なお控訴人等は、被売渡者が買受適格者でないと主張しているが、農地を買収された旧所有者は農地法第八〇条第一項の認定のあつた土地(農地法第八〇条第一項の認定をなすべき土地を含むと解する説もある)に対する売渡処分についてのみその取消を求める訴の利益を有するものであるから、右認定がない土地(又は認定せらるべきでない土地)の売渡処分については、被売渡人が買受適格を有していたか否かは控訴人等にとつて何等関係のないことであり、買受人の非適格性を理由として右売渡処分の取消を求めることができないことは行政事件訴訟法第一〇条第一項によつて明らかである。

よつて控訴人等の本件土地売渡処分の取消を求める請求は失当として棄却を免れない。

第二、控訴人等の訴願裁決取消請求について

控訴人等が被控訴人農林大臣に対しその主張の如き訴願をなし、同被控訴人がこれを却下する旨の裁決をなしたことは当事者間に争いがない。

控訴人等の右裁決取消の請求は裁決そのものに存する違法を主張するのではなく、右愛知県知事の売渡処分の違法を理由とするものであることは控訴人等の主張自体によつて明らかである。<証拠省略>によれば右訴願に対する裁決は、控訴人等に右売渡処分の取消を求める利益(権利)がないことを理由として右訴願を却下していることが明らかであるから、右裁決は実質的には訴願棄却の裁決と同様である。よつてかような場合には行政事件訴訟法第一〇条第二項の適用があり、原処分の違法を理由として裁決の取消を求めることができないものと解するを相当とする。従つて原処分の違法を理由として右裁決の取消を求める本訴請求は失当として棄却を免れない。

なお、<証拠省略>によれば、右訴願には本件農地の売払を求める申請を包含し、その部分は本件土地が現在国有地でないこと及び国有地売払申請が訴願事項に該当しないことを理由として却下されていることが認められるが、農林大臣に対する農地売払の申請を訴願を以つて請求し得ないことは、旧訴願法その他の法令にこれを認めた規定がないことに徴して明らかであり、又仮りに右訴願は形式上は訴願という名目になつているが実質は売払申請であると解しても、右申請当時本件土地は国有地でなくなつているのであるから、被控訴人農林大臣が右申請を却下したことは当然であつて、右裁決に何等違法はない。
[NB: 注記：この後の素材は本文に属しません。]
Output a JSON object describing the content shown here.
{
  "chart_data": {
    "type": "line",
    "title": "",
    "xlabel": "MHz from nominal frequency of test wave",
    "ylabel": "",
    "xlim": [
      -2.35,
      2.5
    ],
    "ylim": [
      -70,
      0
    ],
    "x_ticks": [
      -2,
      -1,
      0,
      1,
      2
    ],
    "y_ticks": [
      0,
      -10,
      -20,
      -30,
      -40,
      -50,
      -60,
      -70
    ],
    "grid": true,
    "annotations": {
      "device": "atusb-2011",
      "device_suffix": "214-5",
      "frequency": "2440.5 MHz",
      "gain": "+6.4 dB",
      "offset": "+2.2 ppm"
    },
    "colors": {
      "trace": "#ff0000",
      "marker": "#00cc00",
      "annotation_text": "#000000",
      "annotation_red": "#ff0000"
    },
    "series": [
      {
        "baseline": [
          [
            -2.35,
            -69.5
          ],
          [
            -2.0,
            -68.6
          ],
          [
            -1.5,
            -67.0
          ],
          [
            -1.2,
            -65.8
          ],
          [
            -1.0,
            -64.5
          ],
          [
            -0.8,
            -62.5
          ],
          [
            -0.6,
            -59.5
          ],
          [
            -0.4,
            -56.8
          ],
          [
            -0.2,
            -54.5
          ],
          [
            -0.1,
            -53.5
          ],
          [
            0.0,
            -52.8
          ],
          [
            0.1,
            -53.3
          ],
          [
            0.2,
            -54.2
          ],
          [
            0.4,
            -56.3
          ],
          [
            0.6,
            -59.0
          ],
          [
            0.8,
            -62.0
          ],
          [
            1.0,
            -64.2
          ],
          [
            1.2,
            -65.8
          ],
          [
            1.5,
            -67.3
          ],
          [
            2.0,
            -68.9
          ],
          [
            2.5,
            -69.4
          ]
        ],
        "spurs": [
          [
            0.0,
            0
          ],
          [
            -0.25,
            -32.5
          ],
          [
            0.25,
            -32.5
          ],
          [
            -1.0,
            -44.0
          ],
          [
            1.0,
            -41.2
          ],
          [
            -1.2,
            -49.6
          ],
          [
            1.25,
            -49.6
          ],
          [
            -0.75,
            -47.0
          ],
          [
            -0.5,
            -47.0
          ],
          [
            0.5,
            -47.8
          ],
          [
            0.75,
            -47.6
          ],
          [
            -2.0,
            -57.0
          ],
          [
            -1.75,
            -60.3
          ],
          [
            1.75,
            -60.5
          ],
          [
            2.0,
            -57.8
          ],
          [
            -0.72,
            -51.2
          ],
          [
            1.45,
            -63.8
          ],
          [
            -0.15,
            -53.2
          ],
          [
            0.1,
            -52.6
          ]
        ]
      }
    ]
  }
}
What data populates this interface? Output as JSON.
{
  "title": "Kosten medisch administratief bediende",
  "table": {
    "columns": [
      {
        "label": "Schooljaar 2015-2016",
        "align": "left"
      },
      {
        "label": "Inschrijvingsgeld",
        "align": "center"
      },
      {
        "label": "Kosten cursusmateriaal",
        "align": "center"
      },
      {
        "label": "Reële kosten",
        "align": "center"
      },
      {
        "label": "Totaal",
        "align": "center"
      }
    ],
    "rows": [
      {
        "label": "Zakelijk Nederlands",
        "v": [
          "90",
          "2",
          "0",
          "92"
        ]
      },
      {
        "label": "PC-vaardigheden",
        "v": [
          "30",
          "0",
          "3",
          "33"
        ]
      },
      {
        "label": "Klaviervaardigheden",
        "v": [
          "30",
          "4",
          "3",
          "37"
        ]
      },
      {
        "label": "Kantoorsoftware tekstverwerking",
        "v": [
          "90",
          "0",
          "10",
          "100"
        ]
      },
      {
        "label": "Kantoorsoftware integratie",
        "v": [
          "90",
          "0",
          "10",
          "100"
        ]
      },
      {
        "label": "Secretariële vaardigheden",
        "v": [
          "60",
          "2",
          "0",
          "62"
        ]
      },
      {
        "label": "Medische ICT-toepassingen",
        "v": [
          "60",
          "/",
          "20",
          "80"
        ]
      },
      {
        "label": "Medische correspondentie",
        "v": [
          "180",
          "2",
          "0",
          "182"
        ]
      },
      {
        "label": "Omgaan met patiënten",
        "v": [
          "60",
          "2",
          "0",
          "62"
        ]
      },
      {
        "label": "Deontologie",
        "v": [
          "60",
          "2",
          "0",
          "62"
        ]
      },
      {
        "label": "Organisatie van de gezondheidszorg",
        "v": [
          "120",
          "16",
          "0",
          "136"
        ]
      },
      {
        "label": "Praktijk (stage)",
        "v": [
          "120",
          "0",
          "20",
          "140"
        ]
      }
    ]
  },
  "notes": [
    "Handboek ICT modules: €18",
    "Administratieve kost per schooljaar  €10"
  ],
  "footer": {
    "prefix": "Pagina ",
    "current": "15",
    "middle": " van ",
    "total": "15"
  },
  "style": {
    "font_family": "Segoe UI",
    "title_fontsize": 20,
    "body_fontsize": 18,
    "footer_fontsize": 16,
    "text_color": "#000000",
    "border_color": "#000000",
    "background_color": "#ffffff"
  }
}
よつて右裁決の取消を求める本訴請求も理由がない。

第三、控訴人等の被控訴人農林大臣に対する土地売払義務の確認請求について

裁判所は行政官庁に対し特定の行政処分をなすべきことを命じ或はその義務があることを確認する裁判をすることはできない。(極めて特殊な場合にこれを肯定する説があるが、本件はその場合に該当しない)から右訴は不適法として却下を免れない。

第四、結語

以上の理由により控訴人等の第一、第二の各請求は失当であり、第三の訴は不適法であるから、右認定とほぼ同趣旨(原判決の訴願裁決取消の請求棄却の理由はやや具体性を欠く嫌があるが)の下に控訴人等の第一、二の請求を棄却し、第三の訴を却下した原判決は相当であつて、本件控訴は理由がない。よつて民事訴訟法第三八四条、第九五条、第八九条、第九三条第一項本文を適用し、主文のとおり判決する。